Louise continue tard dans la nuit, découvrant ce qui jusque là lui avait échappé. Dans le cahier, se trouve une carte d’identité au  nom de Liliane Pasdeloup, née le 3 octobre 1914. Ainsi donc Madame Maria … enfin Madame Liliane avait tout de même le respectable âge de quatre-vingt-quatorze ans. Elle ne les fait toujours pas. Relevant la tête, Louise aperçoit un léger recoin…qui a, la première fois, échappé à son regard. Une petite porte : la deuxième clef, bien sûr… Elle s’ouvre sans difficulté sur une minuscule crypte. Un corps embaumé repose au milieu du silence et des odeurs de bougies… La vraie Madame Maria Duclos.
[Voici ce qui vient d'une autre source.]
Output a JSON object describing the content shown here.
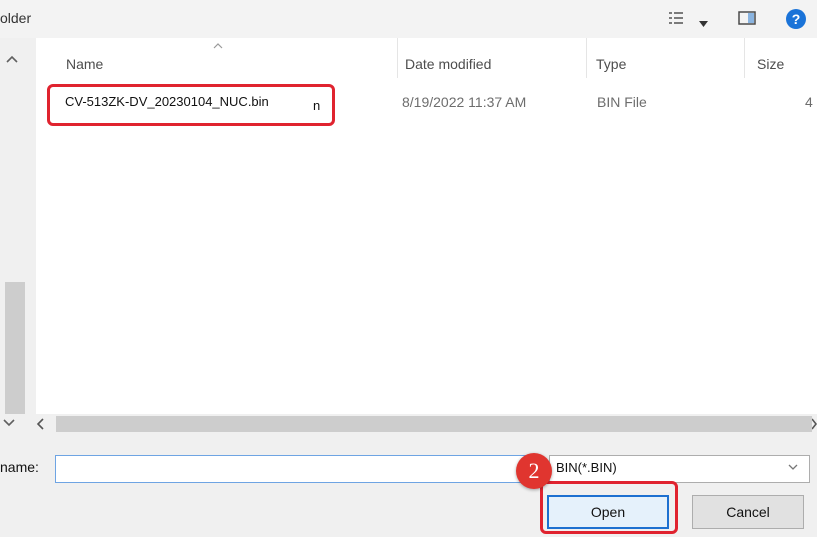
{
  "toolbar": {
    "title_fragment": "older",
    "view_menu_icon": "list-view-icon",
    "dropdown_icon": "caret-down-icon",
    "preview_pane_icon": "preview-pane-icon",
    "help_icon": "help-icon",
    "help_glyph": "?"
  },
  "columns": [
    {
      "label": "Name"
    },
    {
      "label": "Date modified"
    },
    {
      "label": "Type"
    },
    {
      "label": "Size"
    }
  ],
  "file": {
    "name": "CV-513ZK-DV_20230104_NUC.bin",
    "name_tail": "n",
    "date_modified": "8/19/2022 11:37 AM",
    "type": "BIN File",
    "size_fragment": "4"
  },
  "scrollbars": {
    "up_arrow": "^",
    "down_arrow": "v",
    "left_arrow": "<",
    "right_arrow": ">"
  },
  "bottom": {
    "file_name_label": "name:",
    "file_name_value": "",
    "filter_selected": "BIN(*.BIN)",
    "filter_arrow": "v",
    "open_label": "Open",
    "cancel_label": "Cancel",
    "step_badge": "2"
  },
  "colors": {
    "highlight": "#e0232f",
    "badge": "#e0352f",
    "primary_border": "#1d70d0",
    "help": "#1a73d8"
  }
}
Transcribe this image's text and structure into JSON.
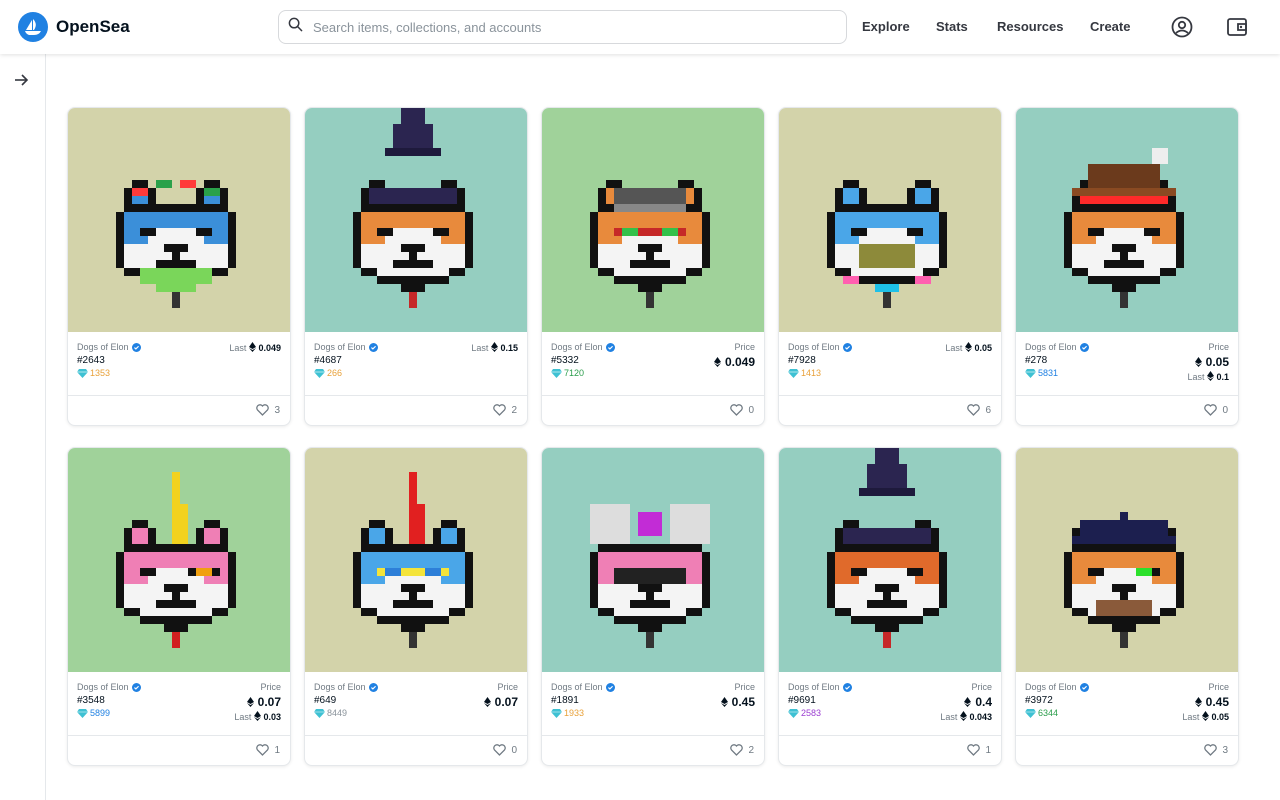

            Après un instant de recueillement, Louise revient au secrétaire et commence à écrire, en s’appliquant: « Dame très âgée, mais encore alerte, recherche dame de compagnie, libre de toute attache, acceptant de s’installer chez elle – chambre indépendante- S’adresser à Madame Maria Duclos ». Suit l’adresse de la petite station balnéaire normande.   Elle la glisse dans une enveloppe, écrit l’adresse du journal « Paris-Normandie » rubrique « petites annonces », timbre. Puis, Louise ferme soigneusement la porte du bureau, attache les clefs autour de son cou, pose la lettre près de la porte d’entrée, là où le facteur la prendra. Elle se dirige vers la bibliothèque de Madame, y saisit un livre qu’elle a toujours connu là « Le secret des embaumements ». Elle s’installe dans la chambre de la défunte, allume la petite lampe de chevet et commence à parcourir l’ouvrage tout en veillant le corps de Madame. Dehors, les lumières du Havre brillent sur les flots.